So the Alternative is Lepanto?

Rod needs to add the 2k secular faith option to his Benedict proposal. First he recommends a critique of Islamist terrorism on the grounds that secularism is responsible for excluding faith from politics:

It’s embarrassing for liberals to admit that liberalism offers religious freedom only to those religions that adhere to its central tenants. It’s awkward to admit that liberalism limits in advance the form any given religion may take (pray, but not here, believe, but don’t preach, hold ethical principles, but pay for others to violate them, interpret your Scriptures, but not radically, etc.). The liberal society wants to maintain that it accepts all religious beliefs with equal validity, and is thus forced, when a particular religious belief radically rejects the central doctrines of liberalism, to conclude that it is not really a religion after all, only a “group of thugs.” Liberalism, in short, does not want to admit that it is an exclusive theology, and thus does not want admit that it is rejecting a definite “other theology” — a rival set of beliefs about God and man.

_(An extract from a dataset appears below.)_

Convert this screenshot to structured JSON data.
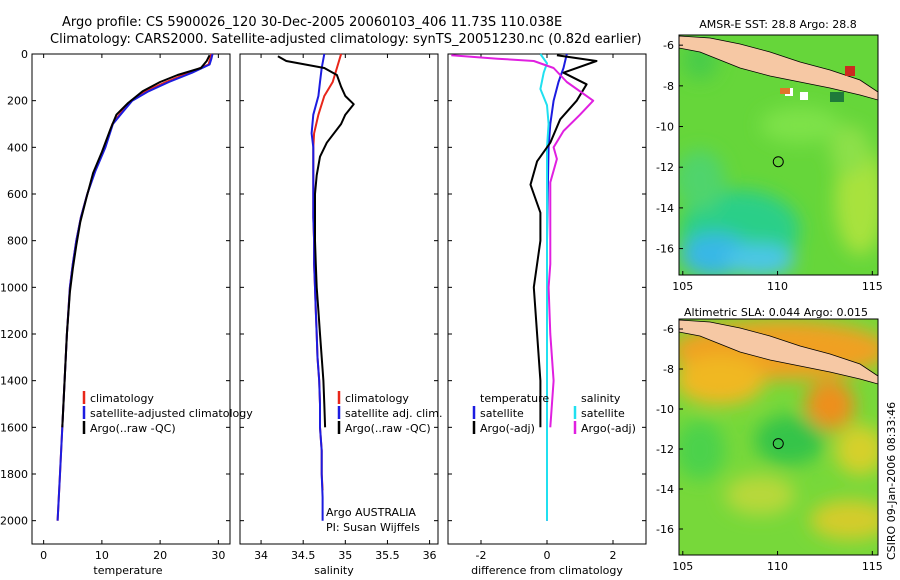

Liberalism denies religious groups from dictating policy? So the alternative is a confessional state that locks up blasphermers and fights wars for sacred causes? Rod seems to think so (which is not unusual for an Eastern Orthodox guy who may track Constantinian than he realizes):

Marc says that the theology of liberalism cannot defeat ISIS; only real, committed theology can — first, he says, “the active promotion of a better theology in the form of the Quietist Salafis. . . . Marc is not claiming that Catholic apologists can turn the hearts and minds of Muslims already committed to ISIS, and make Christians of them. He is claiming that Catholics who really believe in their faith — not MTD Catholics, but the real deal — have a lot to say to Muslims in the West who are alienated from secular liberalism. Marc makes the important and overlooked point that truly believing Catholics (and, I would say, Protestant and Orthodox Christians too) feel alienated from secular liberalism also. With Catholics, he says, “Of course, there is something less of an obsession with human purity, something more of mercy, but nevertheless, the committed Catholic can, like it or not, sympathize with the ISIS-member’s primary spiritual frustrations.”

So Roman Catholics, Orthodox, conservative Protestants (think theonomists?), and Muslims get rid of the liberal state. And that leaves us where? Crusades? Ottomans conquering Hungary? Ferdinand and Isabella kicking out Muslims? The Thirty Years War?

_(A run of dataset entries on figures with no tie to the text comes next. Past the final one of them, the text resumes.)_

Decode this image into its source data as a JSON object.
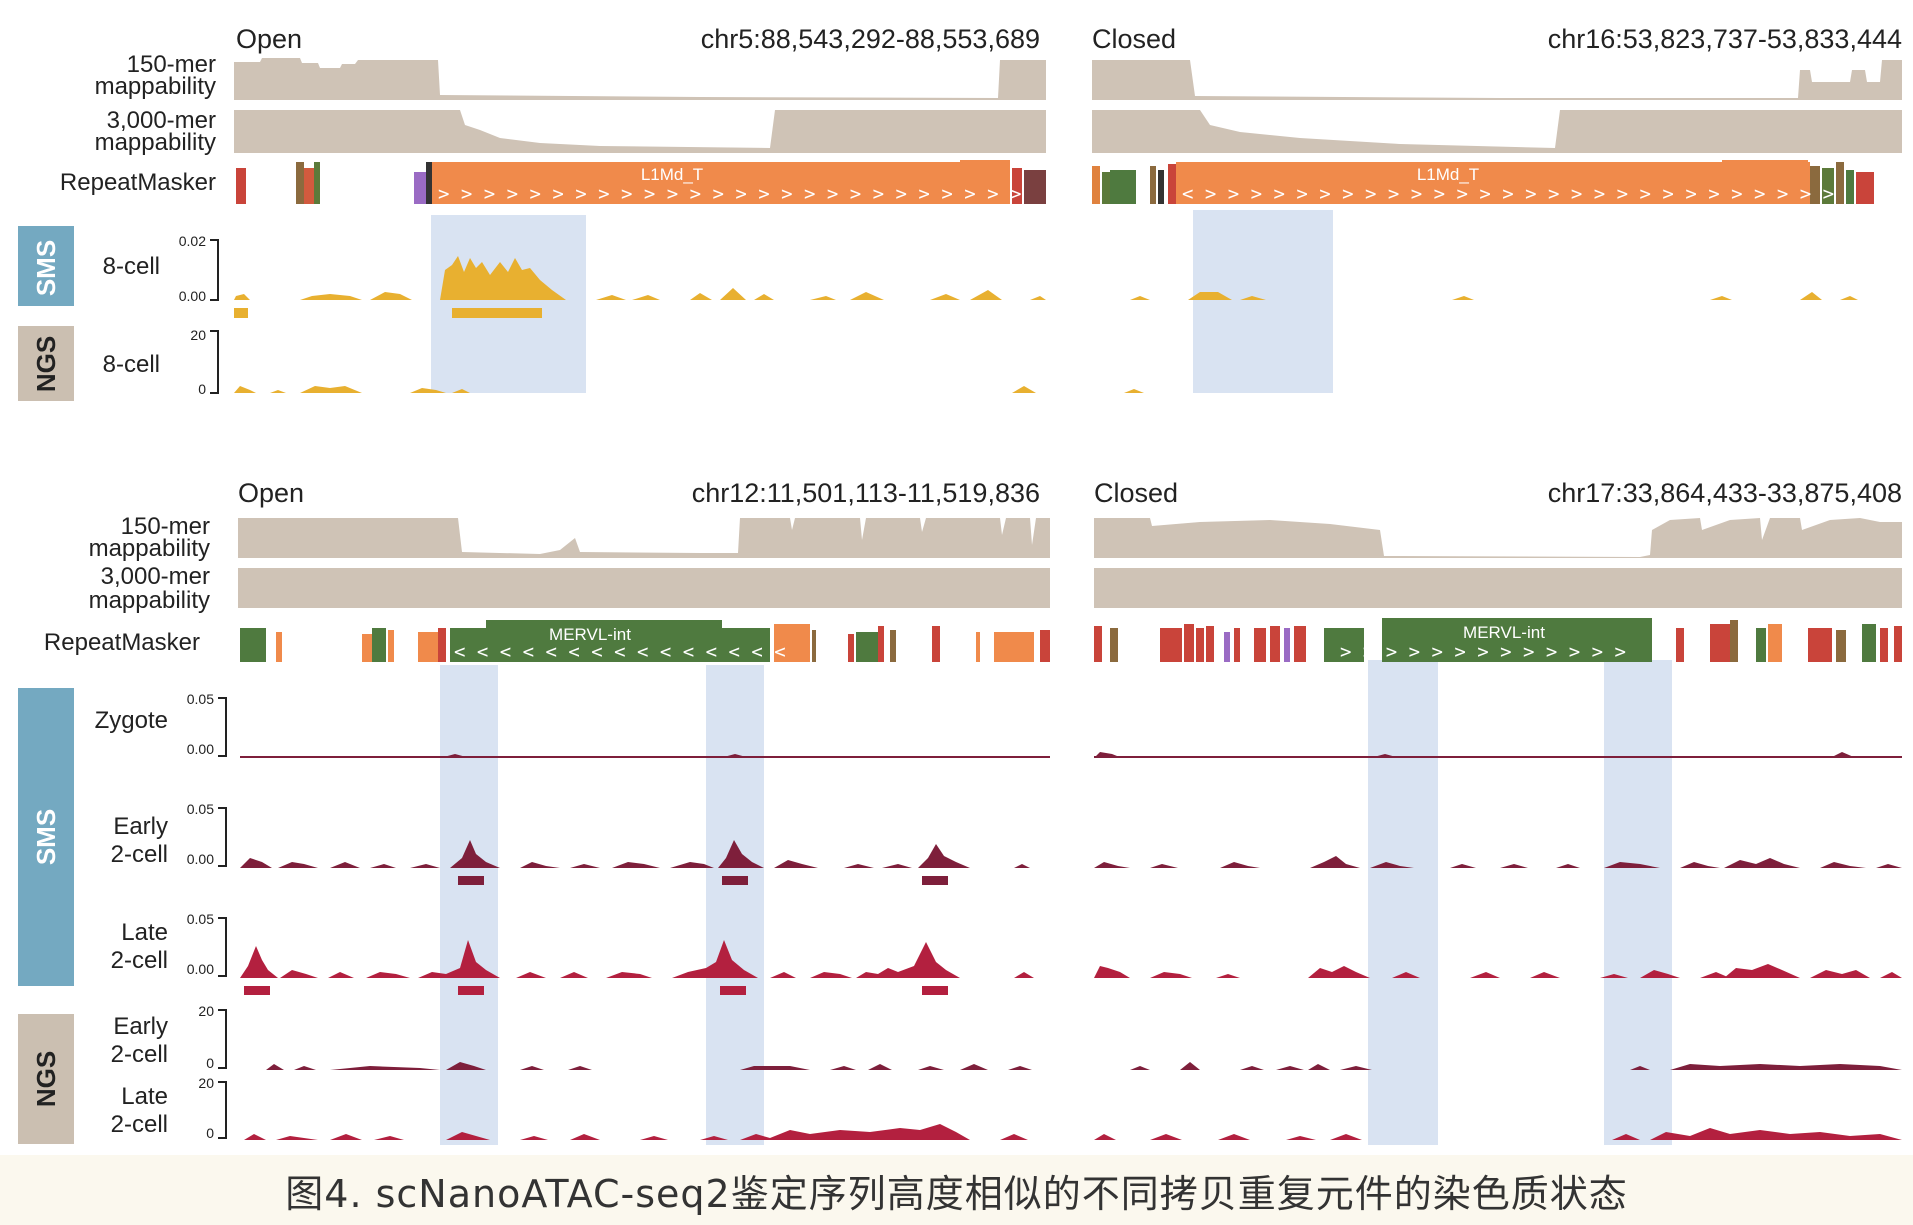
{
  "colors": {
    "mappability": "#cfc3b6",
    "highlight": "#d9e3f2",
    "sms_box": "#74a9c1",
    "ngs_box": "#cbbfb1",
    "repeat_orange": "#f08a4b",
    "repeat_green": "#4f7a3f",
    "gold": "#e8b030",
    "maroon": "#7e1f3b",
    "crimson": "#b3203f",
    "axis": "#222222"
  },
  "labels": {
    "mer150_l1": "150-mer",
    "mer3000_l1": "3,000-mer",
    "mappability": "mappability",
    "repeatmasker": "RepeatMasker",
    "sms": "SMS",
    "ngs": "NGS",
    "cell8": "8-cell",
    "zygote": "Zygote",
    "early": "Early",
    "late": "Late",
    "cell2": "2-cell"
  },
  "top": {
    "left": {
      "state": "Open",
      "coords": "chr5:88,543,292-88,553,689",
      "element": "L1Md_T"
    },
    "right": {
      "state": "Closed",
      "coords": "chr16:53,823,737-53,833,444",
      "element": "L1Md_T"
    },
    "sms_axis": {
      "top": "0.02",
      "bottom": "0.00"
    },
    "ngs_axis": {
      "top": "20",
      "bottom": "0"
    }
  },
  "bottom": {
    "left": {
      "state": "Open",
      "coords": "chr12:11,501,113-11,519,836",
      "element": "MERVL-int"
    },
    "right": {
      "state": "Closed",
      "coords": "chr17:33,864,433-33,875,408",
      "element": "MERVL-int"
    },
    "sms_axis": {
      "top": "0.05",
      "bottom": "0.00"
    },
    "ngs_axis": {
      "top": "20",
      "bottom": "0"
    }
  },
  "caption": "图4. scNanoATAC-seq2鉴定序列高度相似的不同拷贝重复元件的染色质状态"
}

If Augustine was right, and the earthly city has limited goods, why would residents of the heavenly city think they can make the earthly city a paradise? What about refusing to immanentize the eschaton does Rod not understand? And what about remembering how poorly Christians did when they were “running things”?

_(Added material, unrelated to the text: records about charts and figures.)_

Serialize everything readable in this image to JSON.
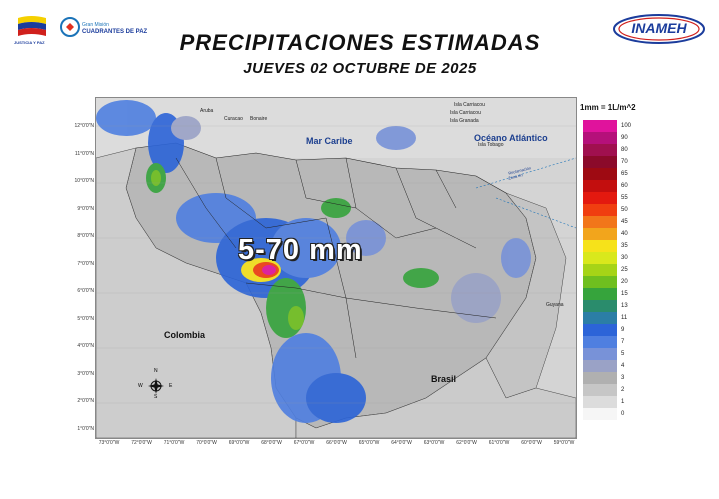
{
  "header": {
    "title": "PRECIPITACIONES ESTIMADAS",
    "subtitle": "JUEVES 02 OCTUBRE DE 2025"
  },
  "logos": {
    "left_caption": "JUSTICIA Y PAZ",
    "left_brand_top": "Gran Misión",
    "left_brand_main": "CUADRANTES DE PAZ",
    "right_brand": "INAMEH"
  },
  "map": {
    "labels": {
      "sea": "Mar Caribe",
      "ocean": "Océano Atlántico",
      "colombia": "Colombia",
      "brasil": "Brasil",
      "range": "5-70 mm",
      "aruba": "Aruba",
      "curacao": "Curacao",
      "bonaire": "Bonaire",
      "isla_carriacou_top": "Isla Carriacou",
      "isla_carriacou": "Isla Carriacou",
      "isla_granada": "Isla Granada",
      "isla_tobago": "Isla Tobago",
      "guyana": "Guyana",
      "reclamation_line_1": "Reclamación",
      "reclamation_line_2": "Zona en"
    },
    "lat_ticks": [
      "12°0'0\"N",
      "11°0'0\"N",
      "10°0'0\"N",
      "9°0'0\"N",
      "8°0'0\"N",
      "7°0'0\"N",
      "6°0'0\"N",
      "5°0'0\"N",
      "4°0'0\"N",
      "3°0'0\"N",
      "2°0'0\"N",
      "1°0'0\"N"
    ],
    "lon_ticks": [
      "73°0'0\"W",
      "72°0'0\"W",
      "71°0'0\"W",
      "70°0'0\"W",
      "69°0'0\"W",
      "68°0'0\"W",
      "67°0'0\"W",
      "66°0'0\"W",
      "65°0'0\"W",
      "64°0'0\"W",
      "63°0'0\"W",
      "62°0'0\"W",
      "61°0'0\"W",
      "60°0'0\"W",
      "59°0'0\"W"
    ],
    "compass": {
      "n": "N",
      "s": "S",
      "e": "E",
      "w": "W"
    }
  },
  "legend": {
    "title": "1mm = 1L/m^2",
    "items": [
      {
        "label": "100",
        "color": "#e0139c"
      },
      {
        "label": "90",
        "color": "#b5107a"
      },
      {
        "label": "80",
        "color": "#a0104f"
      },
      {
        "label": "70",
        "color": "#8b0a2a"
      },
      {
        "label": "65",
        "color": "#9e0a12"
      },
      {
        "label": "60",
        "color": "#c30e0e"
      },
      {
        "label": "55",
        "color": "#e3190f"
      },
      {
        "label": "50",
        "color": "#f03e10"
      },
      {
        "label": "45",
        "color": "#f2761a"
      },
      {
        "label": "40",
        "color": "#f2a51c"
      },
      {
        "label": "35",
        "color": "#f6e21a"
      },
      {
        "label": "30",
        "color": "#d9e81c"
      },
      {
        "label": "25",
        "color": "#a6d417"
      },
      {
        "label": "20",
        "color": "#6fbf1f"
      },
      {
        "label": "15",
        "color": "#36a43c"
      },
      {
        "label": "13",
        "color": "#2a8c6c"
      },
      {
        "label": "11",
        "color": "#2b7ea6"
      },
      {
        "label": "9",
        "color": "#2c64d8"
      },
      {
        "label": "7",
        "color": "#4f7fe0"
      },
      {
        "label": "5",
        "color": "#7892d8"
      },
      {
        "label": "4",
        "color": "#9aa2c6"
      },
      {
        "label": "3",
        "color": "#b0b0b0"
      },
      {
        "label": "2",
        "color": "#c6c6c6"
      },
      {
        "label": "1",
        "color": "#dcdcdc"
      },
      {
        "label": "0",
        "color": "#f6f6f6"
      }
    ]
  }
}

4 thoughts on “So the Alternative is Lepanto?

  1. Perhaps there is another alternative. Being intolerant of the intolerant gets pretty complicated. Accusations of intolerance toward pacifists because of their unwillingness to act in a second kingdom as normal “natural law” magistrates tend to be followed up by accusations against the same pacifists as wanting to take over and be sectarian Constantinians.

    I am not saying that DGH has not considered the third alternative of not being agents in that “second kingdom”. I am only saying that Hart has rejected the alternative which refuses both Constantinianism and “liberalism”. Because that “second kingdom” is still liberalism, no matter how much you know about human depravity or about the need for Jesus to come before the next age gets here.

    And for liberalism to “work”, you need those who object to being agents of law to be few in number.

    But is liberalism still “working”? And if it’s not, whose fault is it?

    At least Hart knows that the law which restrains sin is not grace. What is being revealed (apocalypse) is that the laws (even of liberalism) do not restrain sin.

    1. The no does not restrain sin. 2. The no creates sin. 3. The no does not only create a desire for us to do the wrong we did not desire to do before. 4. The no creates a desire for us for us to be saved from the fate or other nations by our doing what the law says to do. 5. The laws of the democratic process have no power to save us. No matter what sacrifices you make for us parasites.

    It’s not our job to tell people who reject the way of Jesus the next best thing to do “next”.